S&P 500 sure to make an all-time high next week but a correction then looks almost inevitablePosted on 10 March 2013 with no comments from readers
With less than one per cent to go until the S&P 500 stock index hits an all-time high it is hardly a bold forecast to say that it will get there early next week. The S&P is up 8.8 per cent this year, lagging the Dow Jones on 9.9 per cent which has already taken out its all-time high.
There is likely enough momentum left in the market to take it a touch higher. Non-farm payrolls added 236,000 jobs last month, ahead of expectations while bank stress tests showed the biggest US banks would not fail in another financial crisis. Total US industrial orders slumped five per cent last month, however, and that is not good down the pike.
Have financial markets gotten a little carried away with themselves? After all the US economy only grew by 0.1 per cent in Q4 and Bloomberg data shows it averaged just 0.6 per cent GDP growth for the past four years. A rip-roaring recovery we simply do not have.

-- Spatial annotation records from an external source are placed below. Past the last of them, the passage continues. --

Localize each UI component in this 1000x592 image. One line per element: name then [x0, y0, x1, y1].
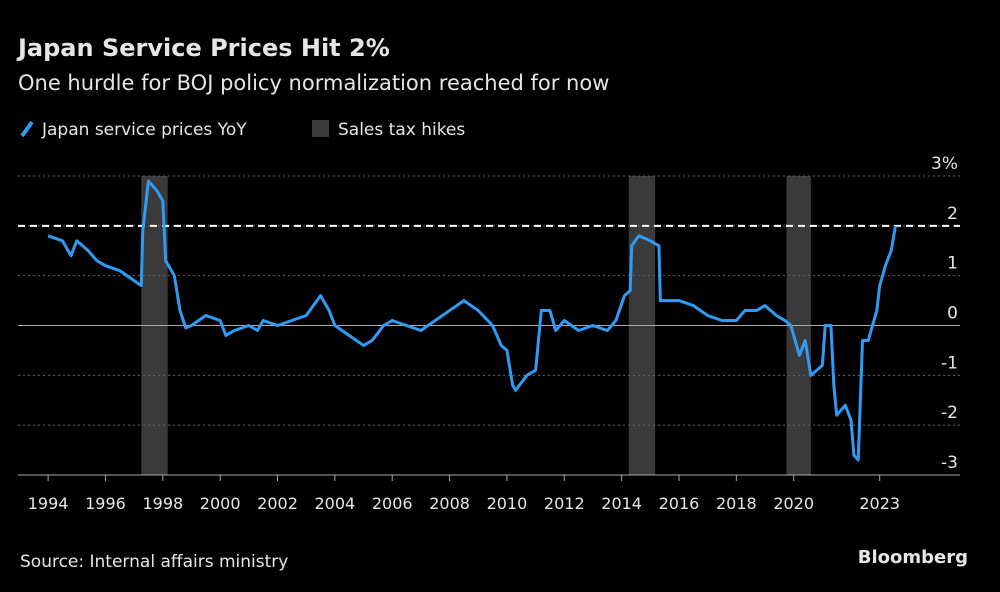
x-tick-label: 2012	[544, 494, 585, 513]
y-tick-label: 3%	[931, 154, 958, 174]
legend-shade-icon	[312, 120, 329, 137]
x-tick-label: 2002	[257, 494, 298, 513]
legend-label: Japan service prices YoY	[41, 120, 247, 140]
x-tick-label: 2010	[487, 494, 528, 513]
legend-label: Sales tax hikes	[338, 120, 465, 140]
x-tick-label: 1994	[28, 494, 69, 513]
x-tick-label: 1996	[85, 494, 126, 513]
brand-credit: Bloomberg	[858, 547, 968, 568]
source-note: Source: Internal affairs ministry	[20, 552, 288, 572]
x-tick-label: 2006	[372, 494, 413, 513]
x-tick-label: 2000	[200, 494, 241, 513]
x-tick-label: 1998	[142, 494, 183, 513]
x-tick-label: 2016	[659, 494, 700, 513]
x-tick-label: 2020	[773, 494, 814, 513]
x-tick-label: 2018	[716, 494, 757, 513]
legend-line-icon	[20, 120, 34, 138]
x-tick-label: 2014	[601, 494, 642, 513]
series-line	[47, 179, 897, 462]
y-tick-label: 2	[947, 204, 958, 224]
y-tick-label: -3	[941, 453, 958, 473]
y-tick-label: -1	[941, 353, 958, 373]
chart-title: Japan Service Prices Hit 2%	[16, 34, 390, 62]
chart-subtitle: One hurdle for BOJ policy normalization …	[18, 71, 609, 95]
y-tick-label: 0	[947, 304, 958, 324]
x-tick-label: 2023	[859, 494, 900, 513]
y-tick-label: 1	[947, 254, 958, 274]
x-tick-label: 2004	[315, 494, 356, 513]
y-tick-label: -2	[941, 403, 958, 423]
x-tick-label: 2008	[429, 494, 470, 513]
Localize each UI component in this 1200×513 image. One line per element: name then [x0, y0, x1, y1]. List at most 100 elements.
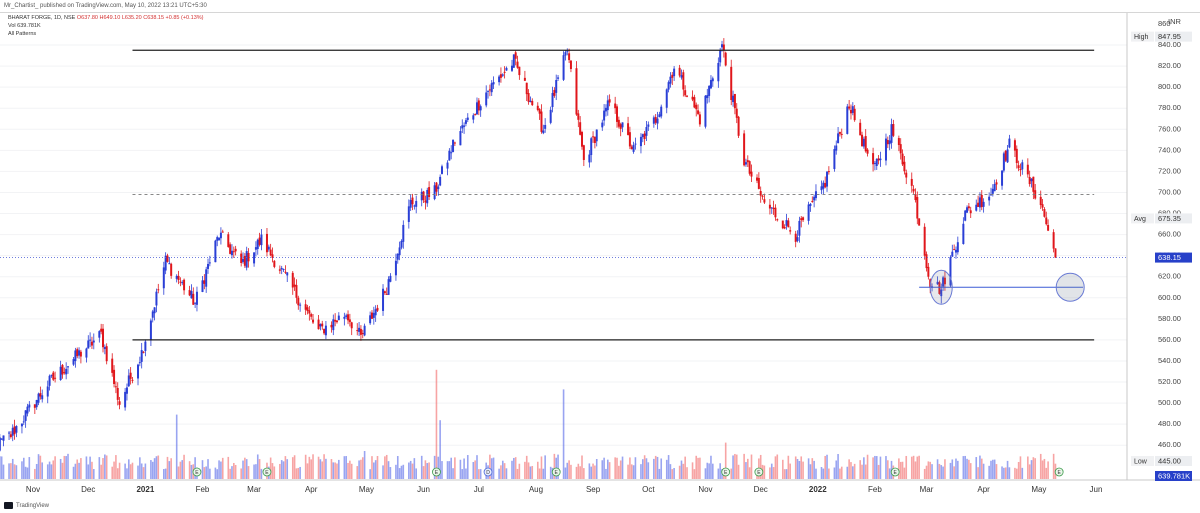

Indeed the prestigious Economic Cycle Research Institute says the US is already back in recession (click here) and top business cycle expert Charles Nenner has the cycle starting to turn down right now (click here). Profit margins are unsustainable in the US and will fall from here, and it is the discounted cash flow from profits that values stocks.
The S&P looks way ahead of economic reality and therefore highly vulnerable to a correction. Last year it lost 10 per cent from April highs to mid-June. Giving back at least this year’s market gains would set the markets up for a shoot higher later in the year, or a further shift downwards if the economy turned south.
The bad news does not necessaily have to be made in the USA. China’s retail sales and industrial output had their weakest combined start to a year since the global recession in 2009.
The Italian election result still risks triggering another round of the eurozone sovereign debt crisis. The pound sterling looks vulnerable to a run by speculators, so does the Japanese yen. A stronger dollar is not usually good for US stock markets.
Any faltering of nerve by the global central bankers whose money printing has moved stock markets higher despite the almost non-existent economic recovery in most markets will be fatal.
By their very nature stock markets fall when investor confidence is highest. It’s running high now, indeed close to an all-time high.